Environmental pressure groups will claim this change as their own, but the truth is more complex, being rooted in the demand for greater efficiency and the knowledge that the march of progress tends generally to be incremental, and in shipping, intensely practical and pragmatic.
We can see this demonstrated in the development of the simple diesel engine that has been around for some 110 years, but still has much scope for improvement in its maritime context.
As the automotive industry has demonstrated, there is still great scope for practical improvement in diesel engine efficiency, to make the fuel go further, to produce more power in smaller packages and to minimise the still significant heat loss, along with the ability to reduce harmful emissions. And the fact that this is actually all “work in progress” ought to be very cheering.

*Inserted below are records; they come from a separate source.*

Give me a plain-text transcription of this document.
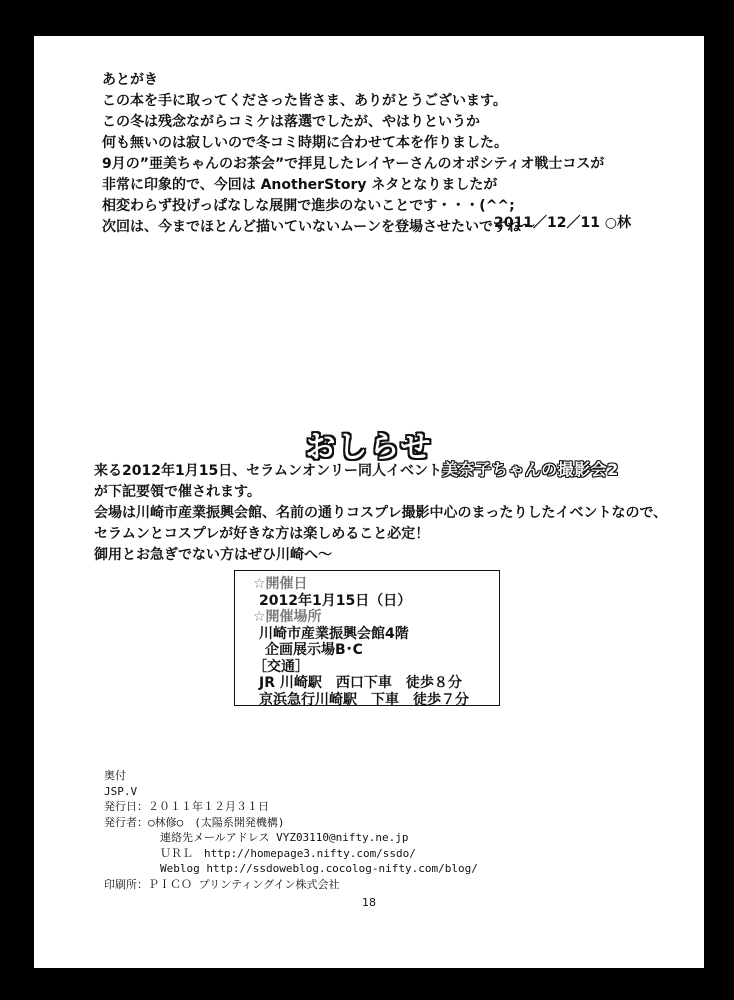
あとがき
この本を手に取ってくださった皆さま、ありがとうございます。
この冬は残念ながらコミケは落選でしたが、やはりというか
何も無いのは寂しいので冬コミ時期に合わせて本を作りました。
9月の”亜美ちゃんのお茶会”で拝見したレイヤーさんのオポシティオ戦士コスが
非常に印象的で、今回は AnotherStory ネタとなりましたが
相変わらず投げっぱなしな展開で進歩のないことです・・・(^^;
次回は、今までほとんど描いていないムーンを登場させたいですね～
2011／12／11 ○林
おしらせ
来る2012年1月15日、セラムンオンリー同人イベント美奈子ちゃんの撮影会2
が下記要領で催されます。
会場は川崎市産業振興会館、名前の通りコスプレ撮影中心のまったりしたイベントなので、
セラムンとコスプレが好きな方は楽しめること必定！
御用とお急ぎでない方はぜひ川崎へ～
☆開催日
2012年1月15日（日）
☆開催場所
川崎市産業振興会館4階
企画展示場B･C
［交通］
JR 川崎駅　西口下車　徒歩８分
京浜急行川崎駅　下車　徒歩７分
奥付
JSP.V
発行日：２０１１年１２月３１日
発行者：○林修○　(太陽系開発機構)
連絡先メールアドレス VYZ03110@nifty.ne.jp
ＵＲＬ　http://homepage3.nifty.com/ssdo/
Weblog http://ssdoweblog.cocolog-nifty.com/blog/
印刷所：ＰＩＣＯ プリンティングイン株式会社
18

People in the industry tend to become quite defensive when environmental pressure groups pontificate for the benefit of the media, when in reality, there is much that they should be proud of and which they should be energetically promoting.
There is the generally held belief that the industry is “conservative” and slow to move, when the very opposite is the case. The shape of the ship under water and above, the resistance of a hull through the water, the efficiency of propellers, are all being seen as offering scope for useful efficiency improvements.
There is a huge amount that is being done to make ships and ports more efficient in their operations together. There is little that stands still in the marine industry, even though so much of the progress fails to be given the publicity and public prominence that it deserves.
Perhaps this is really the key to why the industry is believed to be somewhat pedestrian and resistant to progress when there is every reason for the public to regard shipping as one of the most progressive means of transport. We just need to shout more loudly, communicate better and be rather less modest about our progress.